Skeeter ini bekerja sebagai columnist, mengisi kolom Myrna, yaitu rubik tentang rumah tangga. Jadi kayak semacam life-hack tentang problem mengurus rumah tangga gitu, kek bebersih, memasak, dll. Sebenernya dia pengen jadi penulis. Karena itulah Skeeter butuh bantuan Aibeleen untuk mengisi kolom Myrna, kan si Skeeter bukan buibu rumah tangga. Nah dari sinilah si Skeeter jadi tau seluk beluk kehidupan orang kulit hitam sebagai asisten rumah tangga. Banyak hal-hal pahit yang ga di duga Skeeter.

Akhirnya si Skeeter ini punya ide untuk membuat tulisan dari cerita para ART ini kedalam sebuah novel. Karena Skeeter ingin orang-orang tahu dan sadar tentang racism ini. Yang tadinya respondenya hanya si Aibee dan Minny, akhirnya banyak ART lain yang berani bersuara dan membantu Skeeter.


REVIEW

HAL MENARIK DARI FILM INI

  •  Cerita tentang diskriminatif rasisme di film ini sangat menarik dan mudah menyentuh. Gue pribadi terbawa emosi, kesel, sedih dan sakit hati. Ga kebayang sih kalau gue hidup di jaman itu dan menjadi Aibileen misalnya. Faktanya adalah para ART ini adalah orang-orang yang sangat berjasa karena mengasuh anak-anak orang kulit putih, meanwhile sang ibu malah asik-asikan main kartu sambil bergosip dibandingkan ngurus anak mereka. Men, lo afro aja udah dianggap sebagai warga kelas 2, ditambah lagi lo wanita afro, itu derajatnya seakan-akan kek rendah banget. Isu ini yang diangkat dalam film ini pun jadi mudah dinarasikan dan penonton pun bisa relate jadinya. Penceritaan kisah pun tidak menitik beratkan pada isu apertheid yang serius aja, tapi juga diselingi humor. Menambah menarik film ini.
  • Scene favorite gue adalah saat Minny mengunjungi kembali kediaman Ms. Hilly sambil membawa pie, dengan maksud meminta maaf dan agar kembali dipekerjakan sebagai ART. Awalnya si Minny pengen ngomong baik-baik tuh, sambil nawarin pie buatan dia. Karena si Minny ini jago banget masak, dan dia tauh Ms. Hilly suka banget ama pie buatannya. Ms. Hilly makan tuh pie nya. Tapi ternyata Ms. Hilly ini emang manusia songong yang suka bikin orang naik darah, dia memperbolehkan Minny bekerja kembali tapi sambil kek menghina gitu loh. Jadilah si Minny naik darah.
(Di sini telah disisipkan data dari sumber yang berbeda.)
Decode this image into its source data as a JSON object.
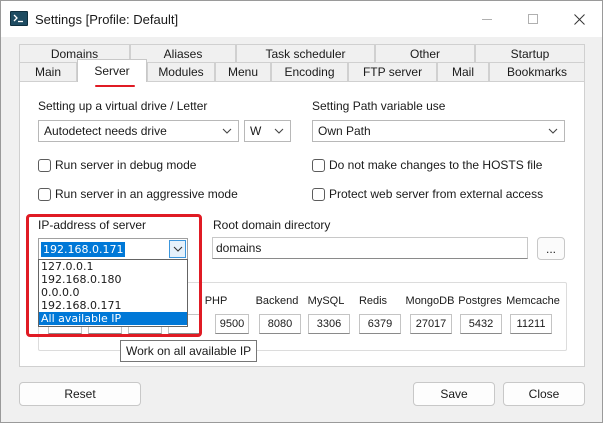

Lalu munculah kalimat terfavorite gue dari film ini; “eat my shit!”. Itu diucapkan Minny saat marah mendengar hinaan Ms. Hilly. 
Rasain lu, makan tokai! wkwkwk
Gambar terkait
Ternyata isi pie itu adalah olahan tai nya si Minny! Hahahhahahaha!!! Anjir kocak banget dah. Bisa-bisanya ya doi bikin pie dari bahan baku tai nya sendiri. Ahahahha. Udah jelas dong, Ms. Hilly yang tau langsung pengen muntah. Hahaha
  • Gue suka dengan karakter Skeeter yang menggambarkan sebagai perempuan yang independen dan cerdas. Ditengah standar sosial saat itu yang menggambarkan perempuan seusianya sudah menikah, punya anak dan mengurus rumah, Skeeter tidak takut menjadi berbeda. Dia tidak takut berpegang dengan prinsip dan value nya sendiri. Dia tetap memperjuangkan mimpinya sebagai penulis, dan juga sensitive terhadap fenomena sosial disekitarnya. Dia tidak takut untuk ikut menyuarakan ketidakadilan yang ia ketahui. She’s great!
  • Color grading, costum, latar dan hal-hal lainnya bagus banget menurut gue. Mendukung film ini jadi semakin keren. Gue pun suka banget dengan fashion klasik ala-ala tahun jabot ini.

Menonton film ini membuat gue sadar akan tindakan diskriminatif itu real dan sangat menyakitkan. Kita juga bisa berkaca dengan isu rasial yang terjadi di Indonesia. Di mana orang-orang mulai “berani” mengkotak golongan mereka sendiri. “Gue pribumi, lo cina”. “Gue jawa, lo orang seberang.”. “Gue muslim, lo kafir”.

Gue ga abis pikir dengan kalimat tersebut yang beneran keluar dari mulut seseorang. Apasih tendesi mereka? Tanpa mereka ucapkan pun, kita semua sadar, kita ini berbeda. Apa yang perlu dipertegas dari kenyataan “berbeda” coba?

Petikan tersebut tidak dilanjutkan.